Оба они заслужили наказания, по мнению Пал Саныча. Это научит их, что в жизни случаются разочарования и падения…

И вдруг как гром среди ясного неба — Чу и Ольга шли домой вместе! Глеб все так же выглядел уставшим, но его осунувшееся лицо было совершенно счастливо, глаза возбужденно сверкали, и он что-то шептал ей на ушко, а Ольга заливалась хохотом.

Помирились?

Чу простил?! Или не поверил? Или вовсе ничего не заметил?

Глядя, как Глеб обнимает свою спутницу, как он прижимает ее к себе и замирает, блаженствуя, вдыхая ее аромат, чуть касаясь губами волос, Пал Саныч едва не зарычал от злости.

— Да как так-то?! — выкрикнул он в досаде, когда сверкающие стеклянные двери за влюбленной парочкой закрылись, и Пал Саныч остался один в пустом холле. Чуть не плача от досады, постанывая от разочарования, Пал Саныч уговаривал себя, что все же слегка куснул обоих, доставил им немало неприятных минут, но Глеб приготовил ему просто-таки сокрушительный удар.

В тот день Пал Саныч долго шлялся в гараже; с шофером Глеба он обсуждал предстоящее подписание какого-то важного контракта. Глеб давно и тщательно готовился к этой сделке, и шофер по секрету рассказал Пал Санычу, что если дело выгорит, то дела у конторы пойдут в гору, и, вероятно, на радостях Чу увеличит зарплаты.

Новость была чудо как хорошо, и Пал Саныч даже пожелал Чу удачи — раз в кои-то веки. Ехать должны были вечером, офис гудел, предвкушая скорые перемены.

А после обеда Чу внезапно всех собрал в конференц-зале.

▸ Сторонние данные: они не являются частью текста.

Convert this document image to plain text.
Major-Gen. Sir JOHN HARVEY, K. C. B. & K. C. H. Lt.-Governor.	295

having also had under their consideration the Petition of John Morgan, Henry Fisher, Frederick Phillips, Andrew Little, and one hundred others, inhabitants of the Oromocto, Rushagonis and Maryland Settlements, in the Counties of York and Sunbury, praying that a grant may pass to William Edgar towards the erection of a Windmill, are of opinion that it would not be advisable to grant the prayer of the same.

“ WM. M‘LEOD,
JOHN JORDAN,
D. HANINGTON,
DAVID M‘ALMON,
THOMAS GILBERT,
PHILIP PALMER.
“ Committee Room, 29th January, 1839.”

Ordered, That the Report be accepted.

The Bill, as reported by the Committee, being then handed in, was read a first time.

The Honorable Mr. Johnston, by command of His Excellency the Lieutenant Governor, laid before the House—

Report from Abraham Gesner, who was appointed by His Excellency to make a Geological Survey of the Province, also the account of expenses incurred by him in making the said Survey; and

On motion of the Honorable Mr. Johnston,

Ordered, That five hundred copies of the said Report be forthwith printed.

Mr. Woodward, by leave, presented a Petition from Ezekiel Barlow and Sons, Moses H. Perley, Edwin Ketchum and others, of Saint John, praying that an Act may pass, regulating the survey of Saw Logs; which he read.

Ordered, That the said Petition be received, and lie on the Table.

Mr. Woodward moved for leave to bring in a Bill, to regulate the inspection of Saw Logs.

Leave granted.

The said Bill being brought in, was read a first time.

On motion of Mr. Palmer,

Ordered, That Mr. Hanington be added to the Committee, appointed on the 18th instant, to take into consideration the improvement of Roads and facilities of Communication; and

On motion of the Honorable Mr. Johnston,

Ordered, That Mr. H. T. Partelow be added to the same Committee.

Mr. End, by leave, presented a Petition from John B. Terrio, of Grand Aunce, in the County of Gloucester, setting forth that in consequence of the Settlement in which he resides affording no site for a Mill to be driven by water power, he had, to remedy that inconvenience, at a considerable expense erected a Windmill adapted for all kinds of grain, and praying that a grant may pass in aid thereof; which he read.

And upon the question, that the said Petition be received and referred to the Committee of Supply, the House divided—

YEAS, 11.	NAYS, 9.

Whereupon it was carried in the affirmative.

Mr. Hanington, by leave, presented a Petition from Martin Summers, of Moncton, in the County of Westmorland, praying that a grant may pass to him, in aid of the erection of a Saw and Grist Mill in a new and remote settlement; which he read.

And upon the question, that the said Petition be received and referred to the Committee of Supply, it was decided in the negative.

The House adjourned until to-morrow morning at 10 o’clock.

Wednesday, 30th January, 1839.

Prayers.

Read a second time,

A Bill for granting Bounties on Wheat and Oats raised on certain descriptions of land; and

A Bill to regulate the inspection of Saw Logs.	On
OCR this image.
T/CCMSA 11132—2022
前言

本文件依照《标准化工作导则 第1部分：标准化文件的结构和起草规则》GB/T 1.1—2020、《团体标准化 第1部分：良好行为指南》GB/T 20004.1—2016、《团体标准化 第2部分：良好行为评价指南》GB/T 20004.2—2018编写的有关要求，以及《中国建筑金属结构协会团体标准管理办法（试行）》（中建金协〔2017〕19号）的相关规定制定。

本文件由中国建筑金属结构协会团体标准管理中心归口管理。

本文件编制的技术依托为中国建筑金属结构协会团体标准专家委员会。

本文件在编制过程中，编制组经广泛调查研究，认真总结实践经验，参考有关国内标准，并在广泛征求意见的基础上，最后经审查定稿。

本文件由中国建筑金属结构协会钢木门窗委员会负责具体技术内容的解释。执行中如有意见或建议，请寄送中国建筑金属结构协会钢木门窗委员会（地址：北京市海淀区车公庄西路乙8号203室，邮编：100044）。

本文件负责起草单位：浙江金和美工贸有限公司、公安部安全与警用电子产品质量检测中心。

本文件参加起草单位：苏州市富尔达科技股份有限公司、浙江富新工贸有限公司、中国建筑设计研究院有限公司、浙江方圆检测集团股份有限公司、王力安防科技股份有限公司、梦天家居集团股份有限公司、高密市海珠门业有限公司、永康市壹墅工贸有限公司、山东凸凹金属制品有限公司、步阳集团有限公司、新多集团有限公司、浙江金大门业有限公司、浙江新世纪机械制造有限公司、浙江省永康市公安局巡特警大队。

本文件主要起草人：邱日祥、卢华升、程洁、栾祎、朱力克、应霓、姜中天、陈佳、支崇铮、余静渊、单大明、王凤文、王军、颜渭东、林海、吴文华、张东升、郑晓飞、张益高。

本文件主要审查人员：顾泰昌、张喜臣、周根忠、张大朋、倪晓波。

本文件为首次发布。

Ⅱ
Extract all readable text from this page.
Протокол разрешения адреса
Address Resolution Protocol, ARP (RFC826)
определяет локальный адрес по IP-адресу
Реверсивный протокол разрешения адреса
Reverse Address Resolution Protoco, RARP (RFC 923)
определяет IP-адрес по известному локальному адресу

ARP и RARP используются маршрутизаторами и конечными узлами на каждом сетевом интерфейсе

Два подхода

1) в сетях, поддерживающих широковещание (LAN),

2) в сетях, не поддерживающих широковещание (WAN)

Возбужденный, какой-то взъерошенный, нервничающий, он потирал руки, и на лице его было написано совершенно несвойственное для него выражение.

Чу волновался; это ощущалось в его порывистых, резких движениях, в его голосе, который был громок и дрожал, в его смехе — Чу смеялся, много и шумно, как человек, который не знает, как справиться с грызущими его переживаниями.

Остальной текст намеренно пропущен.